In North Carolina it appears that Sub-section 2 of Section 985 of the code provided merely, inter alia, that every person convicted of the wilful burning of a gin house should be imprisoned for not less than five years nor more than ten years, and it was urged that this did not create any offence as the statute was limited merely to the denouncement of a punishment. The supreme court of the state held that it did create an offence and declares that "the doctrine is well settled that where the statute either makes an act unlawful or imposes a punishment for its commission, such act becomes a crime, without any express declaration that it shall be a crime or of its grade." (State v. Pierce, 31 S. E. 847.) I take it, however, that the court means this doctrine is well settled in North Carolina {*89} as it refers to some earlier cases which I have not had the time to examine.

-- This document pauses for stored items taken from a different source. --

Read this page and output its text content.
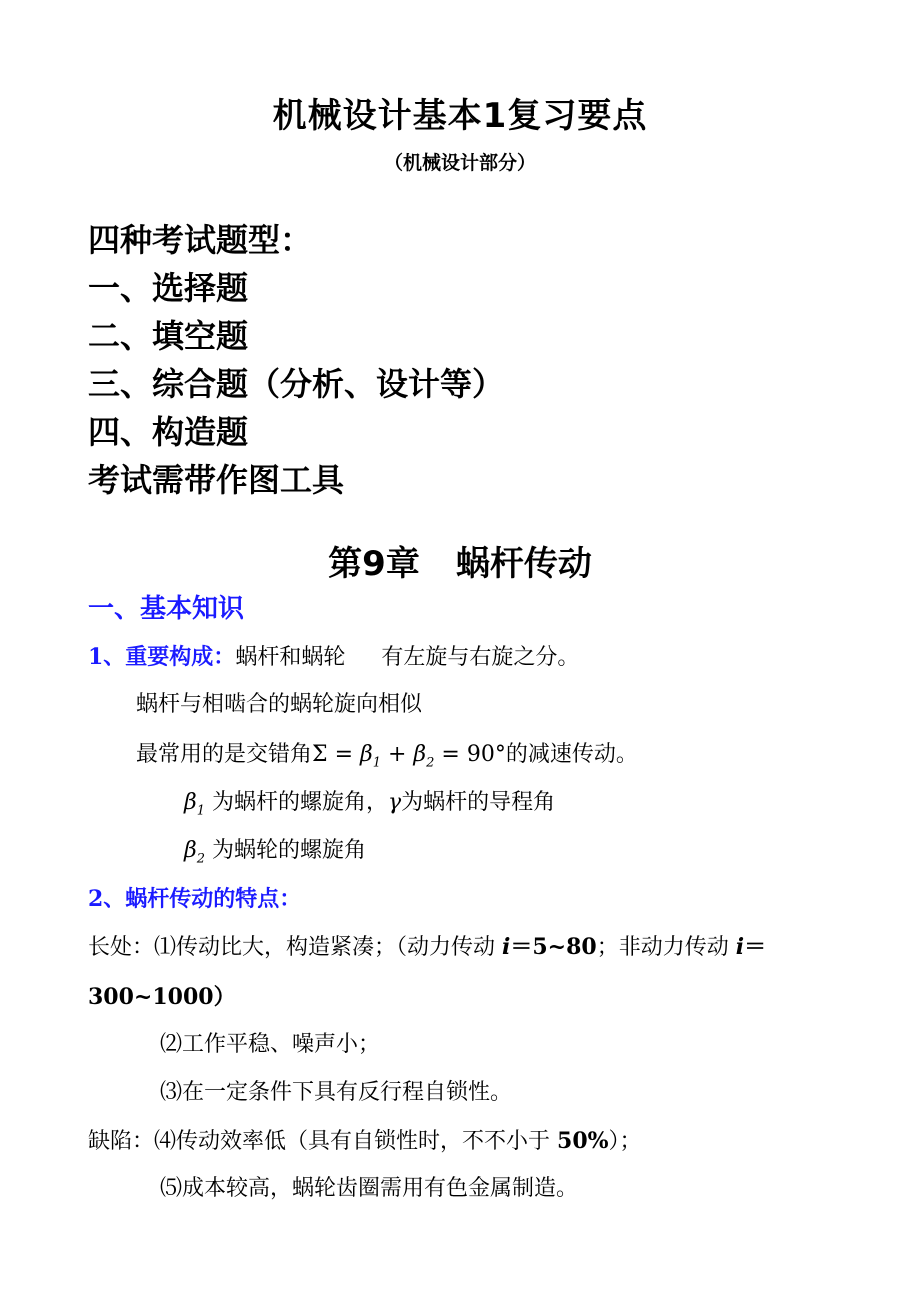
机械设计基本1复习要点
（机械设计部分）
四种考试题型：
一、选择题
二、填空题
三、综合题（分析、设计等）
四、构造题
考试需带作图工具
第9章 蜗杆传动
一、基本知识
1、重要构成：蜗杆和蜗轮 有左旋与右旋之分。
蜗杆与相啮合的蜗轮旋向相似
最常用的是交错角$\Sigma = \beta_1 + \beta_2 = 90^\circ$的减速传动。
$\beta_1$ 为蜗杆的螺旋角，γ为蜗杆的导程角
$\beta_2$ 为蜗轮的螺旋角
2、蜗杆传动的特点：
长处：⑴传动比大，构造紧凑；（动力传动 i＝5~80；非动力传动 i＝
300~1000）
⑵工作平稳、噪声小；
⑶在一定条件下具有反行程自锁性。
缺陷：⑷传动效率低（具有自锁性时，不不小于 50%）；
⑸成本较高，蜗轮齿圈需用有色金属制造。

This case is closely applicable to our statute which merely provides that "Every person who shall be convicted of bigamy or polygamy shall be imprisoned not more than seven years nor less than two years."

Still more closely applicable, however, is a Louisiana case where an appellant sought to have a verdict and sentence reversed because the information described no offence and that the statute was void because in denouncing bigamy no attempt was made to define that offence. It appears that the statute there was "any person who shall be convicted of the crime of bigamy in this state shall be imprisoned at hard labor in the state penitentiary for a period of not more than five years nor less than one year." The court said in substance that while it was true that the crime of bigamy was not particularly defined by the statute yet it was the fact "that the word has a meaning not to be misunderstood wherever the English language is spoken," that it requires no definition and in itself denounces an offence, and the conviction was sustained. (State v. Hayes, 29 So. 937.)

These authorities are such as to commend themselves to our approval and I believe even in the present condition of our statutory law a conviction can properly be had under Section 1266.